Sendikaların mücadelenin gelişen seyri içinde politik nitelik kazanacağı ve iktidar aygıtına dönüşeceği Marks’ın temel öngörülerinden biriydi. Hiç kuşkusuz o bunu işçi sınıfının politik mücadelesinin henüz ilk aşamalarında ileri sürse de düz bir hatta yürüneceğini düşünmemiştir. Marks tarihe o derecede hâkimdi ki bütün toplumsal mücadelelerin karmaşık bir seyir izlediğini bilirdi. Günümüzde sendikal mücadelenin aldığı biçim Marks’ın öngörüsünün uzağındadır. Sosyalist iktidarların kaybedilmesinden beri genel olarak işçi sınıfı hareketi ve özel olarak sendikalar ciddi bir gerileme yaşadılar.

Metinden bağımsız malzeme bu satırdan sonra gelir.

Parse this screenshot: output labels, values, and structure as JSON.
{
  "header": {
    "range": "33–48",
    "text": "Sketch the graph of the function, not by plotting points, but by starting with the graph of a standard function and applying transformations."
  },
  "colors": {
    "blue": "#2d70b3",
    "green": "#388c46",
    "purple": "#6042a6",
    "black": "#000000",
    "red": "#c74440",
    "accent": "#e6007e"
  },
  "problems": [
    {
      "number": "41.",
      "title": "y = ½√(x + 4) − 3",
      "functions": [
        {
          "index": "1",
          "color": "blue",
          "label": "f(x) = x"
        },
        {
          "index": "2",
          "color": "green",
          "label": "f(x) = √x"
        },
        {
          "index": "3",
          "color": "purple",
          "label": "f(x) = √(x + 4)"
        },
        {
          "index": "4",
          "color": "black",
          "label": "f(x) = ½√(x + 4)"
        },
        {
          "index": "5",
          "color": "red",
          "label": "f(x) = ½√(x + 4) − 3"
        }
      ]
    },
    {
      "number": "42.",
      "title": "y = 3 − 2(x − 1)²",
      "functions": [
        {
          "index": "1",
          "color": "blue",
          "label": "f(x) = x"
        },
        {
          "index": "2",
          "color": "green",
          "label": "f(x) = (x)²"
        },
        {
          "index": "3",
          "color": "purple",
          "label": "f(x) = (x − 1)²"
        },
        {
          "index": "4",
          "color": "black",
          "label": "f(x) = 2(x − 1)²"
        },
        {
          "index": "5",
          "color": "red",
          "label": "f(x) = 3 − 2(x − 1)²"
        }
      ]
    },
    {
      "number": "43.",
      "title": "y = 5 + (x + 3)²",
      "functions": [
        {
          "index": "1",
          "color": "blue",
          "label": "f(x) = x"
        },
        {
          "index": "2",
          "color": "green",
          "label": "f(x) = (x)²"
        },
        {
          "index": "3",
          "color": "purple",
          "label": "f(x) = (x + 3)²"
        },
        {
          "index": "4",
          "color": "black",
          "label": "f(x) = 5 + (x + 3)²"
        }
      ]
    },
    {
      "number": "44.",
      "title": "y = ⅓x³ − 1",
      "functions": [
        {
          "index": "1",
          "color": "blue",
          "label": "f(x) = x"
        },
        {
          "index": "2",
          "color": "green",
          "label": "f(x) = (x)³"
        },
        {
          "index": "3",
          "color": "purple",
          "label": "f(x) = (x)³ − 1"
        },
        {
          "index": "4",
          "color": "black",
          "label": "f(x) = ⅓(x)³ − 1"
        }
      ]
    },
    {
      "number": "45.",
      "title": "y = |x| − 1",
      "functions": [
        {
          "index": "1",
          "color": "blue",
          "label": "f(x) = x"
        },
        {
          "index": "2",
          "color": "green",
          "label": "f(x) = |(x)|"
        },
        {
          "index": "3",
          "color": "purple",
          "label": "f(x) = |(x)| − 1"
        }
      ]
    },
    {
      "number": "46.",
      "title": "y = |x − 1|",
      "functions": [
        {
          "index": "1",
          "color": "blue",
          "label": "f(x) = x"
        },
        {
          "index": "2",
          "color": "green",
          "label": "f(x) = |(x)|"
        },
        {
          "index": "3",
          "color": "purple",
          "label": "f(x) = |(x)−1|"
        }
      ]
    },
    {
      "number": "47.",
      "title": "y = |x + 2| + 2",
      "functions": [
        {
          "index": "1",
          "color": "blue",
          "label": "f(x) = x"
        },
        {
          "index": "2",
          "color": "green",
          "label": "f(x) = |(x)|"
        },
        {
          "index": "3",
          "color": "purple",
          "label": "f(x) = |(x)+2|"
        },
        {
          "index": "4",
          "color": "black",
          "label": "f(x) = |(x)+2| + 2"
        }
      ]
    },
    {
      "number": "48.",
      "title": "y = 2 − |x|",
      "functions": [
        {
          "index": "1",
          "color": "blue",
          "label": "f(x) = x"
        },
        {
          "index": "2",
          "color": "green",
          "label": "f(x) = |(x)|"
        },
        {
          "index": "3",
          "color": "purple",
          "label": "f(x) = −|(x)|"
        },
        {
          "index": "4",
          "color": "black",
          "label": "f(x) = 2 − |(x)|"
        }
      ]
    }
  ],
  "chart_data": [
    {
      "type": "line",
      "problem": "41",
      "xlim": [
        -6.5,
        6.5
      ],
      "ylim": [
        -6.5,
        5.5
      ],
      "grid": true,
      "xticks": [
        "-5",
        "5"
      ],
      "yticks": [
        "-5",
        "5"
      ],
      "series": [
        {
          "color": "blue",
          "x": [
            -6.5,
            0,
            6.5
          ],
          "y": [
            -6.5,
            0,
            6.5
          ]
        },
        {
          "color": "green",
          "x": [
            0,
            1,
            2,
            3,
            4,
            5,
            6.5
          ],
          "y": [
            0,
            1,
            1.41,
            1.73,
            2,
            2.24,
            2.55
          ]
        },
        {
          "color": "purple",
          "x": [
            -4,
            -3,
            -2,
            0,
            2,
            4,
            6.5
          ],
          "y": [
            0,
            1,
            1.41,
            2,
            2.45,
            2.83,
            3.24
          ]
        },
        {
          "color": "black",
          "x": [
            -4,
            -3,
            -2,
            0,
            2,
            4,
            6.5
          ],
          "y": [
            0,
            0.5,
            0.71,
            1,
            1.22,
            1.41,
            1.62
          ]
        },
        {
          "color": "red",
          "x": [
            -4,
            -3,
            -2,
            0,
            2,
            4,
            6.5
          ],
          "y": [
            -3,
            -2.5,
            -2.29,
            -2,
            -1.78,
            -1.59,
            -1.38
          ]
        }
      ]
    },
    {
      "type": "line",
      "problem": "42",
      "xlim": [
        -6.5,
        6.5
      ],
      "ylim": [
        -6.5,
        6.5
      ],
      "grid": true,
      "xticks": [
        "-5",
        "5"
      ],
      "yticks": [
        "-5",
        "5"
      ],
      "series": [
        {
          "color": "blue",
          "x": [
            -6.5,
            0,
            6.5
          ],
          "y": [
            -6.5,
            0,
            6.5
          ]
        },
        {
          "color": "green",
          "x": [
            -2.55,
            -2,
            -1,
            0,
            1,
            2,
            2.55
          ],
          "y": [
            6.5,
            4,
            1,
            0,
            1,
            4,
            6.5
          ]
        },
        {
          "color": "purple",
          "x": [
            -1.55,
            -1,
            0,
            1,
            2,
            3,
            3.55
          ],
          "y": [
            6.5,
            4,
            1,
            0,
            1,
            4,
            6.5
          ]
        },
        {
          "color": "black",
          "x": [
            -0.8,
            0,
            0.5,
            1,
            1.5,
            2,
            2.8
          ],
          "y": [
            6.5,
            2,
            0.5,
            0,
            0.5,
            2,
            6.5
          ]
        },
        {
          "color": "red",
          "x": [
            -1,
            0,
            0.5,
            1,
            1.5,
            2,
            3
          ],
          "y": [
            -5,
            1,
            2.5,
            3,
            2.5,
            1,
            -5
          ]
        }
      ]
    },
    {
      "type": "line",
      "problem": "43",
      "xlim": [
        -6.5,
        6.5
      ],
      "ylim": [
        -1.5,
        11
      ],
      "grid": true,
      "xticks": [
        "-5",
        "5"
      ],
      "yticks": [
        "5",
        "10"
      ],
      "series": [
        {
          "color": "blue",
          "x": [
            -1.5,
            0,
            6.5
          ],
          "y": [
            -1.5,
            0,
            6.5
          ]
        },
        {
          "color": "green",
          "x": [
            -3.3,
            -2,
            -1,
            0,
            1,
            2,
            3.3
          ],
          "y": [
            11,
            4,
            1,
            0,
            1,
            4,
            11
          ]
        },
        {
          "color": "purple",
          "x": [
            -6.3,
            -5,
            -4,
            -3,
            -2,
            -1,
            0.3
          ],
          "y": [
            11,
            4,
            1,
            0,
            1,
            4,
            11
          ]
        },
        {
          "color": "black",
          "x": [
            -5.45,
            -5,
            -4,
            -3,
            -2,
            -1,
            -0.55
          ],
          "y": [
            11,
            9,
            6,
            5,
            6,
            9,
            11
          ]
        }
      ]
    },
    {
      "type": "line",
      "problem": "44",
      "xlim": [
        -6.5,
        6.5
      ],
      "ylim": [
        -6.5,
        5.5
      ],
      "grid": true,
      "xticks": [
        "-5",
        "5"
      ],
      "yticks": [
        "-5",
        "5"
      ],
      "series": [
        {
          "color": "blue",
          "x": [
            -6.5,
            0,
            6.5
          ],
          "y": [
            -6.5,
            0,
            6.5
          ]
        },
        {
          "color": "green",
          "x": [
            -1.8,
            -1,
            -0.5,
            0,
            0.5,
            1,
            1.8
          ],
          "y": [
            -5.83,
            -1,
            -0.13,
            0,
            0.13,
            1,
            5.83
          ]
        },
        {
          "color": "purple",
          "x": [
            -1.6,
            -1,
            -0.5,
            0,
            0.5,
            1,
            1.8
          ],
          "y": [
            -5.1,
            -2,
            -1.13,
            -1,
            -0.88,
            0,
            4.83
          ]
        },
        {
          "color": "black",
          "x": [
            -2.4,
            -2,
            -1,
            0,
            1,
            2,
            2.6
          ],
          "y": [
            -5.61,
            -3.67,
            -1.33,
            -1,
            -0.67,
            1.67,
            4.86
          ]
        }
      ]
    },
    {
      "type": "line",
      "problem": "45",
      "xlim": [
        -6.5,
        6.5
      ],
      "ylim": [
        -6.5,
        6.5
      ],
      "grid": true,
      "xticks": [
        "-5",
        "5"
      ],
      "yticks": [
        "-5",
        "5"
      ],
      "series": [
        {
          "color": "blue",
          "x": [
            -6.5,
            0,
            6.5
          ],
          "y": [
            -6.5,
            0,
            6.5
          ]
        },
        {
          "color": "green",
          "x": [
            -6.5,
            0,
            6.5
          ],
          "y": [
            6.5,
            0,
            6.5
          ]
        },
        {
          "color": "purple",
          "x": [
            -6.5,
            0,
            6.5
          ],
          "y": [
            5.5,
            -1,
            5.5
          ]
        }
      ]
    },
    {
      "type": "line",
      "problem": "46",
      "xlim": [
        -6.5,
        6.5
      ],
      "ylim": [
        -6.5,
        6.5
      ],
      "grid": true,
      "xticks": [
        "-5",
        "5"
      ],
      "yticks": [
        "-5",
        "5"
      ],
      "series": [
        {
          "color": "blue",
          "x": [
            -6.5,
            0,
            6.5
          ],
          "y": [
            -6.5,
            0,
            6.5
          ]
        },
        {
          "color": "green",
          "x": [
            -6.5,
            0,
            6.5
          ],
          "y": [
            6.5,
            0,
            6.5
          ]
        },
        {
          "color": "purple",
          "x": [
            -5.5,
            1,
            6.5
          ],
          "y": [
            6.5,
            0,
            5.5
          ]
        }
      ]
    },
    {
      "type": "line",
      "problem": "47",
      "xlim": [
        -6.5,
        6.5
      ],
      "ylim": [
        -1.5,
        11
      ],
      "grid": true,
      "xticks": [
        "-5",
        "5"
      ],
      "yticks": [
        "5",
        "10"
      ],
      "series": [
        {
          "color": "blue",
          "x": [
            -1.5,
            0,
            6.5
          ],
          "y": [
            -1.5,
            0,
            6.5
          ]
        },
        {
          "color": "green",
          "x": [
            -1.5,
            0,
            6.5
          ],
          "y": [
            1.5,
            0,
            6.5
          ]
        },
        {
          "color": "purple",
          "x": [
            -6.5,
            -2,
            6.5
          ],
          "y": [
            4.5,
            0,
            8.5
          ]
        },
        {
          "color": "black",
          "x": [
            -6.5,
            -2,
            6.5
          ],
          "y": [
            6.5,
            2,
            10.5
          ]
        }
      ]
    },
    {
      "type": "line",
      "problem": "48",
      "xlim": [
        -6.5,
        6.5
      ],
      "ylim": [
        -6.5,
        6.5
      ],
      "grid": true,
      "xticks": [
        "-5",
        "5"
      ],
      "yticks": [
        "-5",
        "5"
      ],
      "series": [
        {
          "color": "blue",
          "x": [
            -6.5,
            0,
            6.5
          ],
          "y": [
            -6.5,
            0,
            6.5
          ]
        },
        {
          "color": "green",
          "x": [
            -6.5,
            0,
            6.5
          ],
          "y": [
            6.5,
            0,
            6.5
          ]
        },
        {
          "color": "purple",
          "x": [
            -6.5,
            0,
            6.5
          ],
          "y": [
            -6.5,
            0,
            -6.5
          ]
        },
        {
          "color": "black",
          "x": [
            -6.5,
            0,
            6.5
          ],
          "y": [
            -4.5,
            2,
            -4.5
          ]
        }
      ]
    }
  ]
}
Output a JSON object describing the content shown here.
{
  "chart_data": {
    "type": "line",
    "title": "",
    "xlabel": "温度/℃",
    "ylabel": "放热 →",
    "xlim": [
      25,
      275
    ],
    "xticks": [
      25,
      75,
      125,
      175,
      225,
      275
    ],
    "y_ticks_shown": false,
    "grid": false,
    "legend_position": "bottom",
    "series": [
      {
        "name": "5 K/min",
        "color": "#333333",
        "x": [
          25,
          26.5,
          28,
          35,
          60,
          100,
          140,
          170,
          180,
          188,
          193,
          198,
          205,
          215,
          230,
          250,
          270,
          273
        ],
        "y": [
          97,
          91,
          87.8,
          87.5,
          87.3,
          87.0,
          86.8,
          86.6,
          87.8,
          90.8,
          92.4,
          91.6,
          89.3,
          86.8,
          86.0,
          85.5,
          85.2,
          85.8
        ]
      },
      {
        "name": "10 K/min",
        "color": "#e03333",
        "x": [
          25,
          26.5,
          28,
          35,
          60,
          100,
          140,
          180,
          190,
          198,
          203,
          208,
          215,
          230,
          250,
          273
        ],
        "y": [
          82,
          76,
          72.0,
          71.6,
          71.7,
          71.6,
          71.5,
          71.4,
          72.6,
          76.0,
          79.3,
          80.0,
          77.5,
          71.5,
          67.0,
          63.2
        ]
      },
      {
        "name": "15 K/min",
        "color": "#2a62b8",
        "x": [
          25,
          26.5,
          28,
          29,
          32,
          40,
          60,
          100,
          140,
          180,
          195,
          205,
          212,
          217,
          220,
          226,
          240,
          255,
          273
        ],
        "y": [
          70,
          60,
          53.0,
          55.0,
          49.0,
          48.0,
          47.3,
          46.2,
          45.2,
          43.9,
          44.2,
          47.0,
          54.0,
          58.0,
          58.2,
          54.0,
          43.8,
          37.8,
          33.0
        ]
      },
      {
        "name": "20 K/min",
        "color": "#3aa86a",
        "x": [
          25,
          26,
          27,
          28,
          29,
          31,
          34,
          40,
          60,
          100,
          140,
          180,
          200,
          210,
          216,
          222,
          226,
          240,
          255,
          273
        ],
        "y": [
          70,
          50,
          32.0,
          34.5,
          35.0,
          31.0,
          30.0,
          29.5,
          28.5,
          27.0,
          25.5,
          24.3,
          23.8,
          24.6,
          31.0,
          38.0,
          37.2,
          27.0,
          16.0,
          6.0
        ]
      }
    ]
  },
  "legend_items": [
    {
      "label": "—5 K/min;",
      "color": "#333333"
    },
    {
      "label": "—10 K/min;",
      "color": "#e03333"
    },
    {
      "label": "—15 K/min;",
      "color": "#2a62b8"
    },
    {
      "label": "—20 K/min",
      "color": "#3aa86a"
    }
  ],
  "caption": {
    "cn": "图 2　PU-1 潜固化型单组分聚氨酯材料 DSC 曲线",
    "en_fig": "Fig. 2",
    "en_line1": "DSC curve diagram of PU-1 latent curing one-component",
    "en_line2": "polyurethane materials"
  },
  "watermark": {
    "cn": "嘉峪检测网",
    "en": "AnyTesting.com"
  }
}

Oysa sınıfın kendini savunabilmesi, toplumsal eşitsizliklere ve sömürüye karşı koyabilmesi güçlü ve özel olarak politik tavrı gelişen sendikaları gerektiriyor. İşçi sınıfının devrimlerinde tanık olduğumuz gibi…
Tarihsel olarak işçi sınıfı mücadelenin yükseldiği dönemlerde, haklarını savunmak ve sömürü düzenini sona erdirmek için örgütlü bir güç olarak sahneye çıktığında birçok kazanım elde etti. Gerici yasalara, politikalara geri adım attırdığında da örgütlü olmanın ve dolasıyla disiplinin hareketin gücüne şahit olunmuştur. Örneğin 15-16 Haziran direnişinin sonuçları işçi sınıfının çok yönlü kazanımları ile halen işçi sınıfının önemli deneyimlerindendir.
Ancak günümüzde neoliberal politikalarla şekillenen düzen, işçileri siyasetten kopararak yalnızca ekonomik çıkarları sorun eden, tartışan ya da ekonomik olguların içine hapseden, ekonomik mücadeleye sıkıştıran dar bir mücadele alanına yönlendiriyor. Bu dar, siyasetten uzak, salt ekonomik talepleri içeren mücadele görünmez tellerden bir kafese benziyor. Bu durum, sınıfın devrimci perspektifinden uzak, işçi sınıfının yeniden politik bir güç haline gelmesi ve kapitalist tahakküme karşı en etkili, en temel gücün oluşmasına -birlikten ve üretimden gelen gücün oluşmasına ve kullanılmasına- imkân vermiyor.
İşçi sınıfının siyasetle bağının kopması toplumun sınıf bilincini yitirmesine ve onların bireysel çıkarların esiri haline gelmesine neden oluyor. Sermaye sınıfın sınıf için mücadelesinin yerine bireysel rekabeti öne çıkaran, işçileri birbirinden uzaklaştıran, kolektif çıkarlar yerine bireyciliği geliştirip teşvik eden bir kültürü inşa ediyor. Bireyci, “kötü talihini yenen güçlü işçi” imajına dayalı, yaşama en dar, kişisel çıkarlar perspektifinden bakılmasını isteyen, işçi sınıfının yalandan kurtuluşu için “çözümler” üretiyor. Bu da siyasetten uzaklaşmış işçileri kapitalizmin yarattığı sahte çözümlere, reformizme yönlendirmekte, gerçek sınıf mücadelesini körelterek sınıf için sınıf olma olgusunu bulanıklaştırmaktadır.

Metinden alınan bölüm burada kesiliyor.